Era il via a un nuovo ciclo, che si tradusse, con Molowny nel 1986 e, in seguito, con il santone olandese Leo Beenhakker, e infine con il gallese John Toschack, in una liturgia di vittorie, nel segno della Quinta del Buitre e di un circolo di campioni irripetibili. Cinque campionati consecutivi messi in bacheca, una seconda Coppa Uefa conquistata, di nuovo, nel 1986 (al solito, Inter eliminata in semifinale: dopo la sconfitta per 3-1 a Milano, il Real si impose per 5-1 ai supplementari, al Bernabeu, e in finale batté il Colonia), con quella rincorsa alla Coppa dei Campioni che franò con il Bayern Monaco, con il PSV Eindhoven e con il Milan stellare di Arrigo Sacchi – capace di strapazzare il Madrid per 5-0 nella partita di ritorno – in semifinale.
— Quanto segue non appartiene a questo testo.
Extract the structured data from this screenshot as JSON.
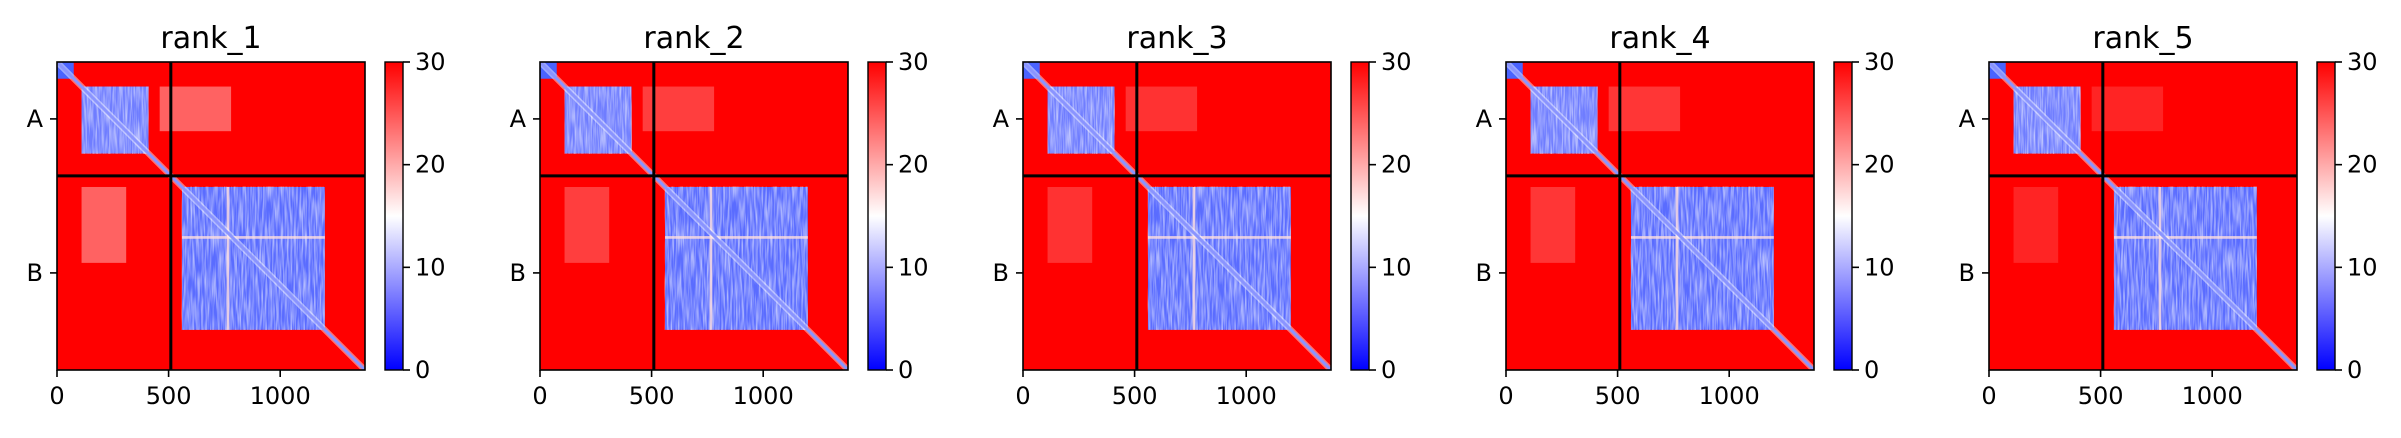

Sempre il Milan superò, in un precoce abbinamento negli ottavi, un Real che intravedeva la fine di un periodo in cui era diventato, una volta di più, un simbolo. L’Avvoltoio e la Quinta avevano volato alto, ma anche per loro era giunto il momento di fermarsi sul costone della montagna e guardare il mondo di sotto.

Emilio Butragueño restò Blanco fino al 1995. A lungo, in seguito, ha ricoperto incarichi dirigenziali per il club. Manolo Sanchis è rimasto a Madrid per tutta la carriera ed è riuscito a conquistare quella Coppa dei Campioni che negli anni ’80 era sempre sfuggita: per due volte l’ha sollevata da capitano, nel 1998 e nel 2000. Si è ritirato nel 2001. Da molti osservatori viene considerato uno dei migliori difensori della storia del calcio. Michel ha lasciato il Real nel 1996. Ha poi iniziato ad allenare, passando anche per il Castilla, la squadra in cui iniziò tutto. Rafael Martin Vazquez venne ceduto al Torino nell’estate del 1990. Giocò in Italia per due stagioni e raggiunse, perdendola con l’Ajax, la finale di Coppa Uefa del 1992. Di nuovo a Madrid, la magia che c’era prima si era smarrita. Miguel Pardeza, dopo il trasferimento al Saragozza, fu uno degli idoli della tifoseria aragonese. Per dieci anni, dal 1987 al 1997, fu un campione amatissimo e un prolifico realizzatore. Con lui in squadra, il Saragozza vinse due Coppe del Re e una Coppa delle Coppe. Direttore sportivo dello stesso Saragozza, ha svolto il medesimo ruolo al Real Madrid, dal 2009 al 2014. Non poteva essere per sempre, ma anche lui, per una volta, era tornato a casa.